Closed wsttiger closed 10 years ago
Could it be that we need to implement the spin-orbit coupling contribution to the potential?
There are non-zero "k" coefficients to many of these elements. However to implement LS-coupling, it looks like (naively) unless something cancels, that we will have to use a complex version of MolDFT.
Indeed, assuming a "z" spin orientation, i.e. \sigma_3 aligns in the z-direction, we have to compute a contribution to the potential that looks like:
[ (Lz) (Lx + i Ly) ] [ (Lx - i Ly) (-Lz) ]
Sorry, I'm an idiot --- we don't have to use a z-orientation for spin. We should just be able to diagonalize the L-S matrix to make things simpler ... I'm just speculating now.
I think we need to implement it at some point, but I'm not sure this is the only problem - I tried setting the k components to zero in BigDFT to make a fairer comparison with MADNESS and for all the cases I tried the difference between zero and non-zero k components was negligible. I don't remember exactly which elements I tested but I tried quite a few and I'm pretty sure I did at least one or two of the heavier elements.
Another note is that I am using Rlm's instead of Ylm's, and if I can remember correctly, the math showed that in this case since we are doing a sum over "m", they should be equivalent, but this is one thing to check.
I just tried Kr setting k to zero and as suspected not much difference.

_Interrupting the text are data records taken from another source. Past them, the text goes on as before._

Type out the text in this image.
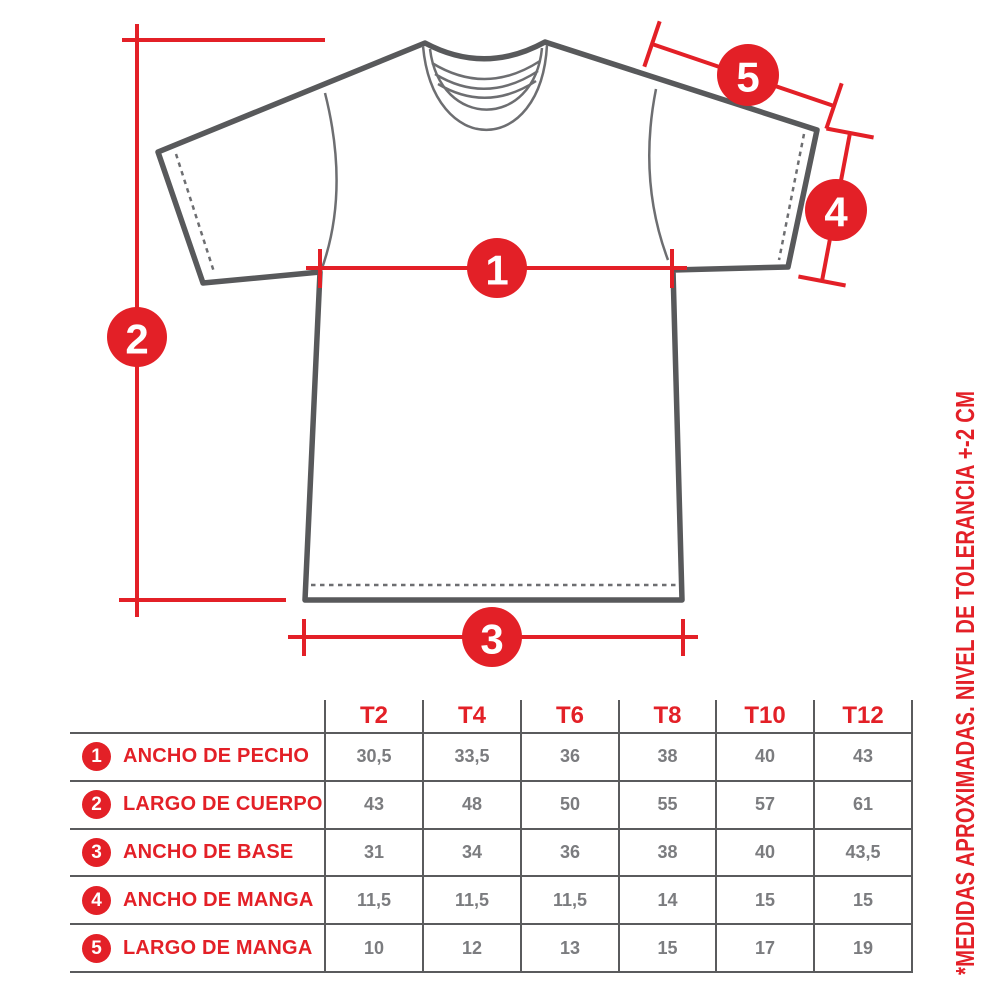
1
2
3
4
5
	T2	T4	T6	T8	T10	T12

1 ANCHO DE PECHO	30,5	33,5	36	38	40	43

2 LARGO DE CUERPO	43	48	50	55	57	61

3 ANCHO DE BASE	31	34	36	38	40	43,5

4 ANCHO DE MANGA	11,5	11,5	11,5	14	15	15

5 LARGO DE MANGA	10	12	13	15	17	19	*MEDIDAS APROXIMADAS. NIVEL DE TOLERANCIA +-2 CM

I added the eigenvalues to your spreadsheet and I think the difference between what I got and what you got is probably due to different inputs to BigDFT rather than the lack of spin-orbit correction.
Fixed, and checked in.
Gives erroneous results with many 4th row elements in the periodic table -- Ge, Se, Kr, transition metals -- although Ca works and Sr (5th row element) gives decent results.